Mi padre llega y se comporta como si no pasase el tiempo desde que me fui. Me besa y continúa en su adicción: el trabajo. Se mueve constantemente, arregla esto y aquello. Vocifera cualquier anécdota de la oficina. Ayuda a los vecinos con sus problemas. Limpia el patio. Cocina mermelada. Después se baña. Come. Descansa. Da crédito a que su hija está en casa y me busca para abrazarme muy fuerte y preguntar si tengo dinero, como bien y no falto a la escuela. Siempre dice lo mismo: cuídate porque yo ahora no quiero nietos, gradúate para que no tengas que depender de nadie y si alguien te hace sufrir, sé lo suficientemente inteligente como para darte cuenta y desecharlo de tu vida, que para eso te enseñé a ser fuerte. 

Cuando todos se van a dormir. Salgo a la ciudad. Busco un carretón de caballos en La Riviera. Escucho las conversaciones de la gente. Los rumores. El trayecto hasta el boulevar es suficiente para entrar en calor. Para volver a sincronizarme con el ritmo de la ciudad. Con la cadencia ascendente que desprende Santa Clara. La misma cadencia de sus trovadores y sus poetas. 


Me bajo donde comienzan los adoquines y  camino el boulevar. Chequeo que todo esté en su sitio, pero siempre descubro nuevos cafés y bares que no conocía. Llego al parque de Las Arcadas. Está reparado. Luminoso. Suena Manuel Corona: “ofrendándote con notas de mi lira, con fibras de mi alma…”


Llego al Café Obrador: la guarida de los amigos.  Allí está Arnaldo, el guitarrista que ahora trabaja como estatua viviente; Laurita, mi mejor chelista; Fernando y su música electrónica –Juan Blanco mediante-; Giraldo, que descubre un casi inédito de Lars von Trier; Adrián, que lo intenta todo; Antonio, el constructor. Vendrá  el amigo, Mena, planeando acabar con el capitalismo de raíz. Llegará, incluso, Alain Garrido, el trovador.  Nos sentamos en torno a una mesa en la que bebemos vino, mientras unos juegan ajedrez y otros cantan. 

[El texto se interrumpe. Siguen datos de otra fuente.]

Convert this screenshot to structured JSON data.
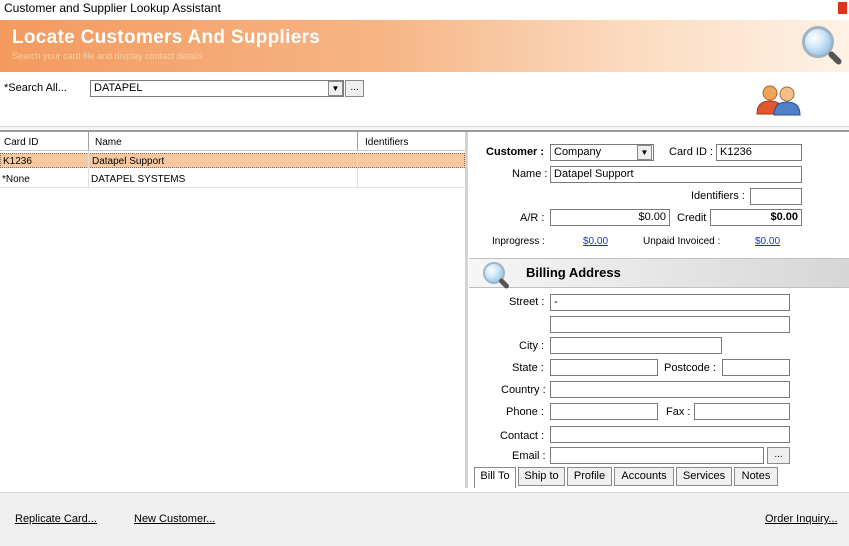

A las once, el café  queda vacío porque es jueves. La Trovuntivitis empieza y la manada parte hacia El Mejunje, esa casa que Silverio les regaló a los inadaptados, a los locos, a los que aman. Ramón Silverio es el padre, el cirquero, como me gusta llamarlo. Su Mejunje fue el puesto de mando de las conquistas de muchos como yo. Conquistas sexuales, espirituales, intelectuales. Conquistas de vida. Allí conocí a mis amigos. Conocí el amor. Por esas puertas entré vestida de novia con “La bayamesa”de fondo. La misma canción que seguro sonará esta noche, en la voz de Yaíma Orozco, como recordatorio de que mis amigos me extrañan.  Michel Portela cantará: Tú, tú serás de mi tribu. Yo lo miraré  y pensaré: cómo no ser de esa tribu, se añora todo esto, mi hermano.

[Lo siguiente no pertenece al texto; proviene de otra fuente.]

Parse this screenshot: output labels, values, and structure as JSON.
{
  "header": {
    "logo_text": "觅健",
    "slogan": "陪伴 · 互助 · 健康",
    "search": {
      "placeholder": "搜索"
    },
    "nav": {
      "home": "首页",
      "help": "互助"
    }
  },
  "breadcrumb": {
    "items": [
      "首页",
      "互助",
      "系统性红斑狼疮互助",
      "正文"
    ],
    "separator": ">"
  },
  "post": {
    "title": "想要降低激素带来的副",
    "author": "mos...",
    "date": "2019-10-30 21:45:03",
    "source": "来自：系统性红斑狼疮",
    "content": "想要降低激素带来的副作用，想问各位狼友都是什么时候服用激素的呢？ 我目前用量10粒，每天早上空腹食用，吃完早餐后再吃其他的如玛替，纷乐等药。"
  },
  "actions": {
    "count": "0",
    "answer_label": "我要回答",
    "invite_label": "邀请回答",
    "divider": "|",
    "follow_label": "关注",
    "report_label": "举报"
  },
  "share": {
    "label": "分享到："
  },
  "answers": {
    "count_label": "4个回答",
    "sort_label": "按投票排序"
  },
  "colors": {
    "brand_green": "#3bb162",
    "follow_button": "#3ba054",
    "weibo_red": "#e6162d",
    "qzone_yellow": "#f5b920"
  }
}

La noche continúa en el malecón. Los trovadores y los amigos se quedan. Seguimos cantando, como si mañana la voz no fuese necesaria. “Nos tomamos el vino y el viento” como cantaba Leonardo García, minutos atrás. Los travestis pasan con su algarabía. Algún extranjero se suma y termina siendo amigo entrañable de todos. Aparece un saxo, un cajón, unas claves, un tres. Ya tenemos nuestra propia orquesta. La orquesta de la bohemia, siempre tiene vacantes, pero suena hasta el amanecer.